El acceso a la insulina es un gran problema

El 80% de las personas con diabetes viven en países en desarrollo. A nivel mundial, una de cada dos personas con diabetes tipo 2 no tiene acceso a la insulina. En los países de ingresos bajos / medianos, las personas siguen muriendo demasiado pronto porque no pueden recibir insulina. En Suecia y Australia, se espera que las personas con diabetes tipo 1 vivan entre 10 y 13 años menos que las personas sin diabetes tipo 1. En las zonas rurales y urbanas de Mozambique, África, se espera que un niño diagnosticado con diabetes viva entre 1 y 4 años.

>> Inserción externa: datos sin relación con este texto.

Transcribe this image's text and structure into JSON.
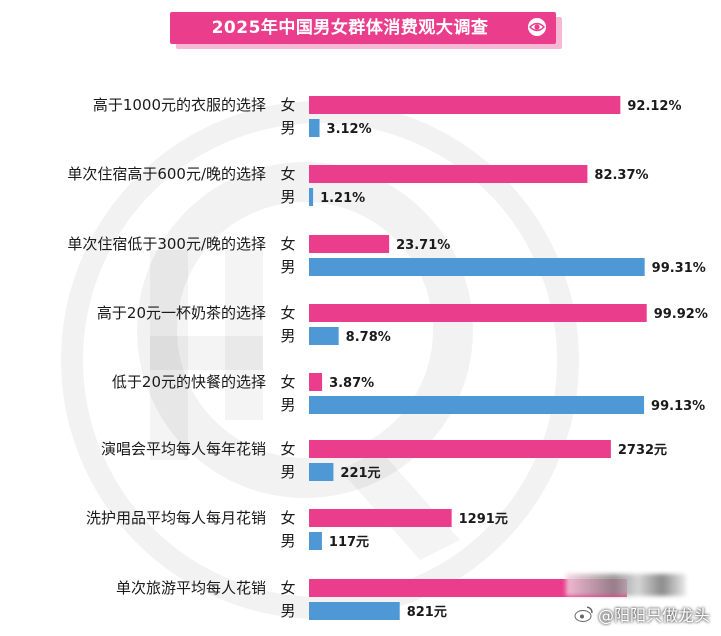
{
  "header": {
    "title": "2025年中国男女群体消费观大调查"
  },
  "watermark": {
    "credit": "@阳阳只做龙头"
  },
  "chart_data": {
    "type": "bar",
    "orientation": "horizontal",
    "grouped": true,
    "series": [
      {
        "name": "女",
        "color": "#ea3d8c"
      },
      {
        "name": "男",
        "color": "#4f98d6"
      }
    ],
    "groups": [
      {
        "label": "高于1000元的衣服的选择",
        "unit": "percent",
        "values": [
          92.12,
          3.12
        ],
        "labels": [
          "92.12%",
          "3.12%"
        ]
      },
      {
        "label": "单次住宿高于600元/晚的选择",
        "unit": "percent",
        "values": [
          82.37,
          1.21
        ],
        "labels": [
          "82.37%",
          "1.21%"
        ]
      },
      {
        "label": "单次住宿低于300元/晚的选择",
        "unit": "percent",
        "values": [
          23.71,
          99.31
        ],
        "labels": [
          "23.71%",
          "99.31%"
        ]
      },
      {
        "label": "高于20元一杯奶茶的选择",
        "unit": "percent",
        "values": [
          99.92,
          8.78
        ],
        "labels": [
          "99.92%",
          "8.78%"
        ]
      },
      {
        "label": "低于20元的快餐的选择",
        "unit": "percent",
        "values": [
          3.87,
          99.13
        ],
        "labels": [
          "3.87%",
          "99.13%"
        ]
      },
      {
        "label": "演唱会平均每人每年花销",
        "unit": "元",
        "values": [
          2732,
          221
        ],
        "labels": [
          "2732元",
          "221元"
        ]
      },
      {
        "label": "洗护用品平均每人每月花销",
        "unit": "元",
        "values": [
          1291,
          117
        ],
        "labels": [
          "1291元",
          "117元"
        ]
      },
      {
        "label": "单次旅游平均每人花销",
        "unit": "元",
        "values": [
          null,
          821
        ],
        "labels": [
          "",
          "821元"
        ]
      }
    ]
  }
}
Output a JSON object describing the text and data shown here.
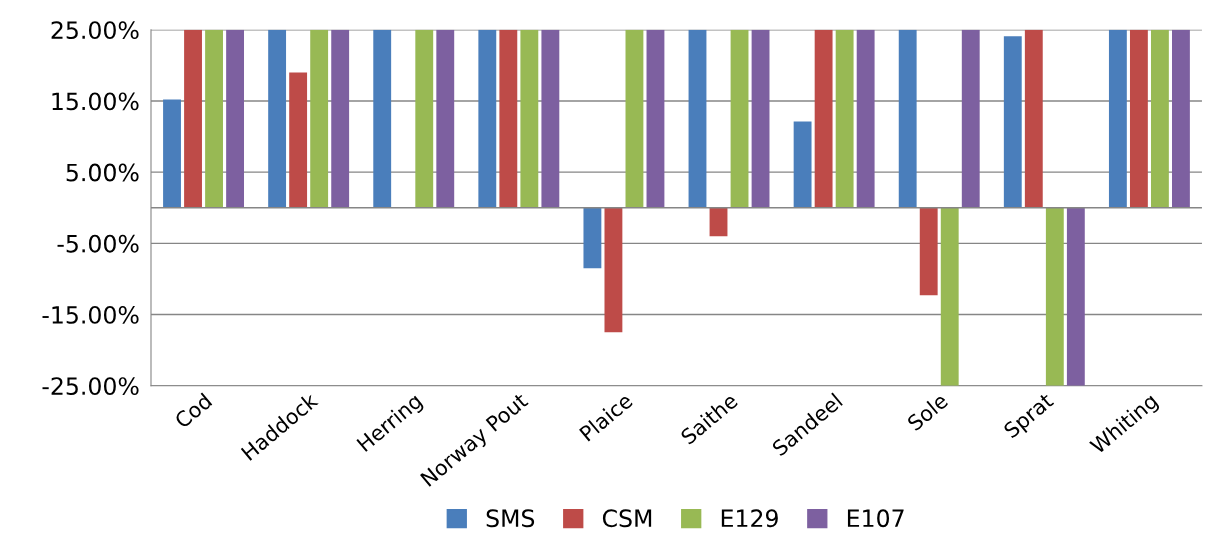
{
  "chart_data": {
    "type": "bar",
    "categories": [
      "Cod",
      "Haddock",
      "Herring",
      "Norway Pout",
      "Plaice",
      "Saithe",
      "Sandeel",
      "Sole",
      "Sprat",
      "Whiting"
    ],
    "series": [
      {
        "name": "SMS",
        "color": "#4a7ebb",
        "values": [
          15.2,
          25,
          25,
          25,
          -8.5,
          25,
          12.1,
          25,
          24.1,
          25
        ]
      },
      {
        "name": "CSM",
        "color": "#be4b48",
        "values": [
          25,
          19,
          null,
          25,
          -17.5,
          -4,
          25,
          -12.3,
          25,
          25
        ]
      },
      {
        "name": "E129",
        "color": "#98b954",
        "values": [
          25,
          25,
          25,
          25,
          25,
          25,
          25,
          -25,
          -25,
          25
        ]
      },
      {
        "name": "E107",
        "color": "#7d60a0",
        "values": [
          25,
          25,
          25,
          25,
          25,
          25,
          25,
          25,
          -25,
          25
        ]
      }
    ],
    "ylim": [
      -25,
      25
    ],
    "yticks": [
      {
        "value": -25,
        "label": "-25.00%"
      },
      {
        "value": -15,
        "label": "-15.00%"
      },
      {
        "value": -5,
        "label": "-5.00%"
      },
      {
        "value": 5,
        "label": "5.00%"
      },
      {
        "value": 15,
        "label": "15.00%"
      },
      {
        "value": 25,
        "label": "25.00%"
      }
    ],
    "grid": "y",
    "legend": "bottom"
  }
}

La insulina puede ser demasiado cara

Muchos pacientes de países pobres tienen que pagar la insulina con su propio dinero. En África, la insulina no está disponible en muchas instituciones de salud. Pocos países africanos cubren la insulina para quienes no pueden pagarla. En esos países, tener un hijo con diabetes tipo 1 es un gran desafío si la familia no puede pagar la insulina. Esto ha llevado a muchos pacientes a racionar sus dosis diarias de insulina. Por ejemplo, los pacientes omiten las inyecciones de insulina o no toman lo suficiente para que cada dosis dure más. Debido a que la insulina se importa principalmente a África, el costo del transporte, el almacenamiento y las tarifas de importación aumentan el precio de la insulina. El uso de insulina sigue siendo un problema importante en África, donde el conocimiento, las creencias, la medicina tradicional y la pobreza de la diabetes son obstáculos.

Al celebrar el centenario del descubrimiento de la insulina, debemos ayudar a los pacientes de comunidades desfavorecidas. El lugar donde vive la gente y cuánto dinero tiene la gente no debe determinar quién vive o muere debido a la falta de acceso a la insulina.